28 sep 2010


Sobre la tele



Pedro Miguel


No hay que dramatizar: si el poder de Televisa fuera tan grande como se dice, hoy Peña Nieto tendría 98 por ciento de la intención de voto en las encuestas. Visto en retrospectiva, si ese consorcio hubiera tenido credibilidad, la oligarquía no habría tenido que recurrir al fraude electoral para imponer a Felipe Calderón en la presidencia, Andrés Manuel López Obrador habría obtenido 30 mil votos y los partidos que lo postularon estarían, a estas alturas, sin registro. El poderío de los dueños de la tele es vasto y aplastante, pero no invencible. Operarán, ya se sabe (nunca han dejado de hacerlo) al servicio del grumo político-empresarial que detenta el poder político y del que ellos mismos son parte, y pondrán en juego toda su capacidad de distorsión y su ascendiente sobre millones de personas para echarle una tercera o cuarta capa de blindaje a la impunidad imperante y para cerrar cualquier rendija por la cual pudiera colarse el oxígeno impostergable de la renovación nacional. Falta que tengan éxito.

Sin contar con su aptitud para transformar el ánimo de media población y ponerla en sintonía de lágrima con pornografía sentimental, la tele tiene un probado músculo comercial y mercantil: puede lograr el milagro de vender caca enlatada si en el envase correspondiente se agrega la etiqueta “como lo vio en TV”, y hora tras hora coloca impunemente toneladas de basura en hogares y sistemas digestivos. En principio suena lógico: si tiene éxito en tomar el pelo de los consumidores, podrá hacer otro tanto con los votantes e instalar en los cerebros de los ciudadanos un ataque de amor súbito por un candidato chatarra.

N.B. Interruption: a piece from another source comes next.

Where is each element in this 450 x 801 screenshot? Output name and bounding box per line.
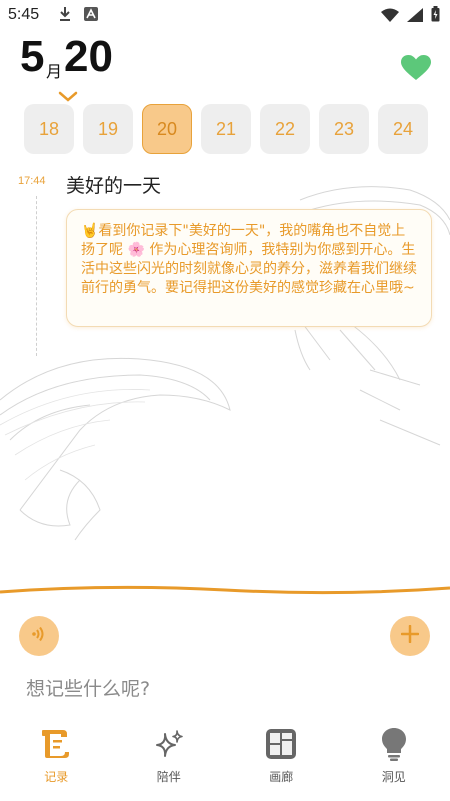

Como ha ocurrido con otros actores, la televisión privada trasladó en automático las lógicas comerciales y mercantiles al ámbito de la política: hoy se habla con desenfado de marketing, de oferta, de posicionamiento y de productos en el terreno que debiera servir para conciliar las diferencias e intereses de los distintos sectores de la sociedad y discutir y aplicar, en colectivo, el rumbo del país. No es extraño que los afanes de concebir al electorado como mercado y a los políticos como mercancía culminen en la compraventa de votos y otras acciones reconocidamente deleznables.

La transferencia de reglas de lo comercial a lo político, sin embargo, no es tan tersa como pudiera pensarse. Tal vez ello se deba a que los almidones industriales que nos venden como si fueran pan y golosinas tardan más tiempo en hacer daño que las fórmulas electorales ofertadas en el pasado reciente. Lo cierto es que el escepticismo ciudadano es mucho mayor que la predisposición ovejuna de los consumidores a dejarse engañar y trasquilar, y que los porcentajes desmedidos (suponiendo que sean reales) de rating y de share no guardan relación directa con la credibilidad. Alguien tendrá que explicarnos la paradoja: sí, todo el mundo en México ve los noticieros gobiernistas, pero muy pocos les creen. Cuando la tele sale en defensa del discurso oficial, en vez de reforzar su verosimilitud, se contamina con asertos abiertamente mentirosos (ejemplo de hoy: “no hay condiciones para bajar el IVA”), embarra lo dicho por la autoridad con su propio descrédito y reduce hasta el absurdo los márgenes de confianza de lo dicho. De los espots “para vivir mejor”, ni hablemos.

Hoy, cada crítica al calderonato expresada por los guaruras de opinión del régimen suena a mudanza táctica a favor de Peña Nieto, a realineación de medio tiempo para vender a la ciudadanía el último rescoldo de autoritarismo, corrupción y demagogia que queda del viejo PRI, una vez agotado el proyecto de renovación de envoltorios representado por una nata panista que, de última hora, y con cierto dejo de desesperación por la infidelidad televisiva, procura revivir su competitividad reciclando imagen y agregando a sus empaques la leyenda comercial: “¡Nuevo! Ahora, adicionado con Chuchos y Camachos”.

Por descontado, la tele no es un tigre de papel, pero tampoco es la Estrella de la Muerte, aquella estación de combate de La guerra de las galaxias, capaz de destruir planetas con un solo golpe de su cañón láser. Con imaginación, trabajo y organización, es posible enfrentarse a ella, derrotar a sus productos comerciales y políticos en las tiendas y en las urnas y recuperar, para provecho del país, lo que la sociedad nunca debió perder: el control del espacio radioeléctrico.